La faible densité de la population réduit le nombre de personnes qui sont susceptibles d’être
recrutées pour participer à un projet de recherche, diminuant par le fait même l’intérêt des chercheurs
à venir réaliser des projets dans la région. Il en découle un nouveau rôle pour le CÉR qui veut encourager la recherche, même si ce rôle ne fait pas partie de son mandat : faciliter le recrutement des
sujets en discutant à l’occasion avec différents acteurs engagés dans la recherche.
L’étendue du territoire et les distances à parcourir peuvent décourager des sujets de recherche
potentiels à participer aux projets.
Par ailleurs, le réseau très limité d’établissements et les relations serrées des intervenants représentent
une difficulté supplémentaire pour assurer le respect de l’anonymat et de la confidentialité nécessaire à
une recherche.
Devant ces défis, le CÉR et l’établissement ont pris un certain nombre d’initiatives pour favoriser le
recrutement des membres et soutenir la qualité du travail du CÉR.
Pour le recrutement et la fidélisation des membres
Tous les membres reçoivent une rémunération pour leur présence à une réunion du CÉR : les membres qui sont à l’emploi de l’établissement sont libérés de leur tâche pour pouvoir y participer, tandis
que les membres extérieurs reçoivent une rémunération directe.
La rémunération est fixe, peu importe le nombre de projets évalués pendant la réunion.
Les dates de réunion sont fixées un an à l’avance.
Les réunions ont lieu le jour, de 8 h 30 à 12 h.
Ces mesures ont favorisé une atmosphère de travail amicale et sympathique, qui, sans faire de ces réunions des « rencontres sociales », permet néanmoins d’éviter la différence de statut ou la compétition
entre les membres du CÉR.
Pour le soutien de la qualité du travail du CÉR
Dès la formation du CÉR, les membres ont pu recevoir une formation sur l’éthique de la recherche.
Chaque membre se sent responsable de la qualité du travail du CÉR. Ainsi, chacun contribue à la
réflexion collective en communiquant aux autres de l’information – des articles, des livres, des vidéocassettes d’émissions télévisées, par exemple – sur tout ce que touche l’éthique de la recherche.
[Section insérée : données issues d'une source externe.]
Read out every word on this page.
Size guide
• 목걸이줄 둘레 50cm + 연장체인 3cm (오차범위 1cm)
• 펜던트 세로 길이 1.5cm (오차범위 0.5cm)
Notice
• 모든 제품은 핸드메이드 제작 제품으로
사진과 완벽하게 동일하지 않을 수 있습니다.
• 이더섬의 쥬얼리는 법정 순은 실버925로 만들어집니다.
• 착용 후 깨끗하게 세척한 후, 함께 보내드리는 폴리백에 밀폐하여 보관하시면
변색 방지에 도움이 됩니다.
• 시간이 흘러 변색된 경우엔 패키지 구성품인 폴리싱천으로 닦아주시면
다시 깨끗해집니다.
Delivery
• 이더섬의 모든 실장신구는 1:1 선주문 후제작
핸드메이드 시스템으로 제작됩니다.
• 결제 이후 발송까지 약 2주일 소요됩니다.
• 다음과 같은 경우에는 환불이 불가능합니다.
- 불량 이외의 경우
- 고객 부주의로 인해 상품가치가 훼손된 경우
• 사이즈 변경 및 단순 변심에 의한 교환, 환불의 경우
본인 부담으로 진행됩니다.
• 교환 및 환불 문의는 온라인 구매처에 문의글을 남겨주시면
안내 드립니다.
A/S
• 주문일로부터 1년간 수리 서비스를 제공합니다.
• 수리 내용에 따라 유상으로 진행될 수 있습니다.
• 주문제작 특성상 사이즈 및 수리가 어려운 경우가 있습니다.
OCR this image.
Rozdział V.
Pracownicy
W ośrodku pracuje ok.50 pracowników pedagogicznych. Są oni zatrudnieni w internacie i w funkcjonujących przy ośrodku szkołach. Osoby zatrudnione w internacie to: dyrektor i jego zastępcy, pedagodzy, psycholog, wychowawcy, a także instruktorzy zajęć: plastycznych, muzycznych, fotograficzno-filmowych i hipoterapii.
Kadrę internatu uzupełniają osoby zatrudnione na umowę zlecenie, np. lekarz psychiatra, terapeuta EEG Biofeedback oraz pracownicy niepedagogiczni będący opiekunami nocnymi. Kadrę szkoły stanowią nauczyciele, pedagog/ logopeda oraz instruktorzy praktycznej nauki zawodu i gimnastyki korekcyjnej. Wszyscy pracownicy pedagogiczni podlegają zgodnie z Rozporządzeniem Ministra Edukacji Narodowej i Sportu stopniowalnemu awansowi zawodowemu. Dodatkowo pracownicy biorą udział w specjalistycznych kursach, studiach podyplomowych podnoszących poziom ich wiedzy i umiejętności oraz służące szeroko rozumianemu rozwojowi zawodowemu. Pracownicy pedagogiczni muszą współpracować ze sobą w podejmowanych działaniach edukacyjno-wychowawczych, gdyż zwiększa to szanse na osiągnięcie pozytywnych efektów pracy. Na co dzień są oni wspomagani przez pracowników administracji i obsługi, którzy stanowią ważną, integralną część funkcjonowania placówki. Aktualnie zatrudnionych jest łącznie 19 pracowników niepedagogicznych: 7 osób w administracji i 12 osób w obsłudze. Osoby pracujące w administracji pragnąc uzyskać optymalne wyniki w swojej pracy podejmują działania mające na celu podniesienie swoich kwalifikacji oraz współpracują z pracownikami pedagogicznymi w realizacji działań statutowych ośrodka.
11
Cet
effort collectif d’autoformation, consenti peut-être par crainte d’être « en retard » sur les CÉR des
grands centres, permet aux membres de maintenir leurs connaissances et leur réflexion à un niveau
comparable à celui de ces autres CÉR, même si ceux-ci ont plus facilement accès à des activités de
formation.
À chaque projet analysé, le CÉR prévoit une rencontre d’environ une heure avec le responsable du
projet ou investigateur principal, une formule qui permet de mieux comprendre ledit projet.
Par ailleurs, trois autres facteurs contribuent certainement à favoriser la qualité de ce travail.
L’effectif du CÉR est resté stable depuis sa création, ce qui favorise l’efficacité de son fonctionnement.
Le CÉR peut compter sur un appui inconditionnel de la direction de l’établissement, appui qui se
traduit entre autres par un soutien financier et la possibilité de participer à des activités de formation.
Le faible volume des projets évalués laisse plus de temps aux membres de faire une analyse détaillée et leur permet de consacrer certaines réunions à la préparation d’outils et de formulaires.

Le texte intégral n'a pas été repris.